They came at the worst possible time, at two on an afternoon in late April when the summer's sun was getting to be its pitiless worst.
Chellammal, my wife, was away at a friend's house: she comes and goes as she pleases, and I stopped interfering with her long ago because she does as she wants anyway. There was never anything in my house to steal, just a few pots and pans and clothes and sticks of furniture, so I left the door open always. I was alone in the backyard, looking at the parched fields, at the soil caking hard and cracking with thirst. Beside the fields, a coconut plantation and a mango orchard, both retaining their green cover, gave an illusion of lushness from above. But when you looked closely the soil underneath was bone dry, its moisture sucked out by the hungry sun.
Despite the harsh heat I was smoking a beedi, my fifth of the day: these small vices make an old man's summer bearable. My dog, a stray that had walked into the yard one night some years ago, came skulking up to my side. He was thick-limbed and stiff with age, but still strong, though his eyes were beginning to go. He lay at my feet with a small grunt of satisfaction, panting hard, his tongue out.
In the stillness of the afternoon there was little noise: the heat brings with it a terrible sluggishness that affects everything that lives – the cattle, the dogs, and even the kites that drift high above. As for me, I don't sleep much. There was little I could do but sit still, too lethargic to do anything, but unable to doze off. It's an old man's habit.
I sat in the warm shade and let my mind drift. Sometimes when something happens, you think you will never forget it. You think you will never forget your wedding, for instance, but I've forgotten ... I've forgotten even what my wife looked like on our wedding day, and on the rare occasions I look at my wedding photographs I think it's a pair of strangers in there. I've forgotten the day I first went to school, though I remember one of the schoolmasters very well. My memory is unpredictable, for sometimes the smallest of incidents lingers on in my mind far longer than it should. I still remember, for instance, the call of the raven from high above when we were doing the last rites for my father, but I don't remember my father's face clearly. Sometimes my memory irritates me: I remember a face in great detail, features and wrinkles and all, but can't put a name to it or even recall the context in which I saw it.
So these random memories were all I lived with, and I had grown fond of them, for though they betrayed me once in a while they were my only friends ... How true they were was another matter.
These memories and an approaching blackness – a sort of heavy blackness. I often wondered what it was. Was it the sadness that caught my father when he was past seventy, as I am now? I wondered, though I had felt it since I was sixty.
I heard the car from far away, a distant hum that grew and sometimes stopped, perhaps when they stopped to ask for directions. The sound interrupted my thoughts, which took a long time to get back together. This made the people in the car intruders, whoever they were. Who were they, anyway, I thought, and whom did they want to meet? My neighbours are poor, as am I; we have nothing to do with wealthy people who have cars. Who would want to visit one of us?

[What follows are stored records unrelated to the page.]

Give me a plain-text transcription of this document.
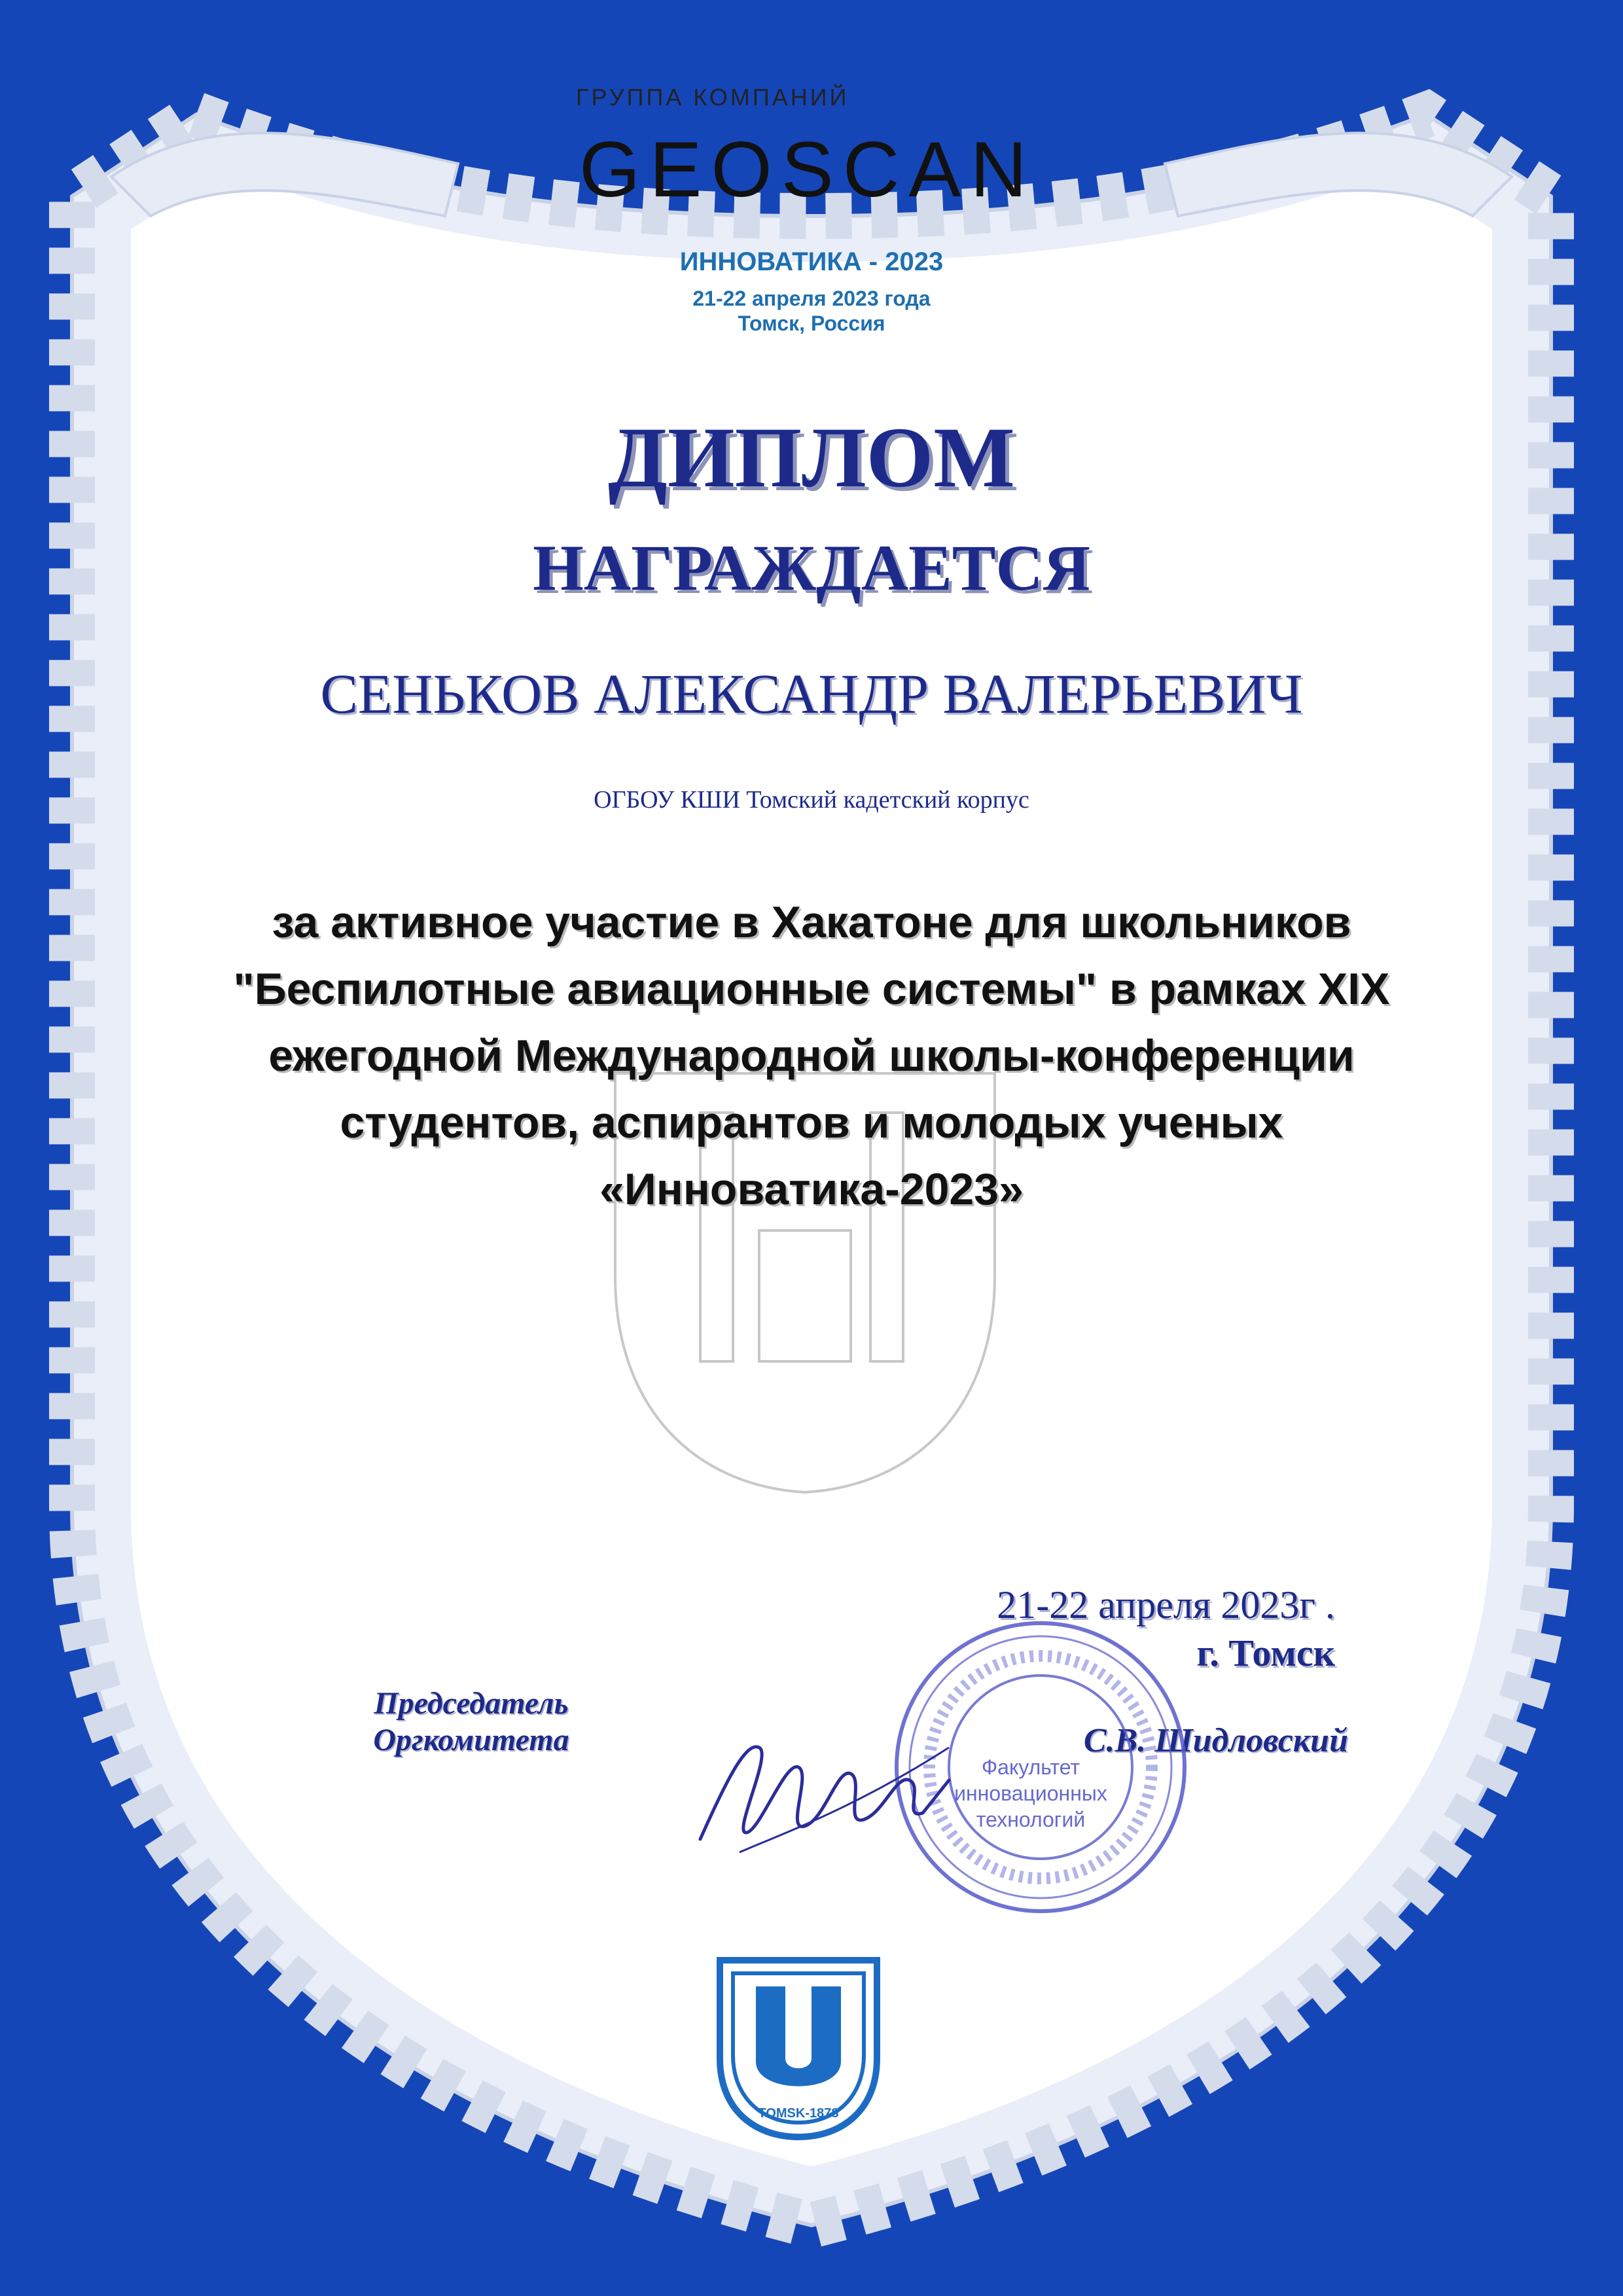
ГРУППА КОМПАНИЙ
GEOSCAN
ИННОВАТИКА - 2023
21-22 апреля 2023 года
Томск, Россия
ДИПЛОМ
НАГРАЖДАЕТСЯ
СЕНЬКОВ АЛЕКСАНДР ВАЛЕРЬЕВИЧ
ОГБОУ КШИ Томский кадетский корпус
за активное участие в Хакатоне для школьников
"Беспилотные авиационные системы" в рамках XIX
ежегодной Международной школы-конференции
студентов, аспирантов и молодых ученых
«Инноватика-2023»
21-22 апреля 2023г .
г. Томск
Председатель
Оргкомитета	С.В. Шидловский
Факультет
инновационных
технологий
TOMSK-1878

A few minutes later I heard the car stop and the doors slam shut. There were voices then, a man and a woman, speaking in English, a language that I can recognize but don't understand. They seemed to be near by, so I went slowly around my small two-room house, the dog following stiffly, and found at my gate two young strangers. The man was tall and fat and bearded and bespectacled, the woman thin and fair-skinned, with red lips. As I watched, the dog went up to the woman, who was leading, and began to sniff at her skirt.
She did not fear him. She bent and patted his head, scratching him behind his ears, just where he likes to be scratched. He grunted in pleasure and went still. She straightened up, looking hesitantly at me. 'Do you know where Janardhanan Pillai lives?' she asked in Tamil. Her Tamil was chaste, the language of the wealthy, not the earthy sing-song that you hear around my house.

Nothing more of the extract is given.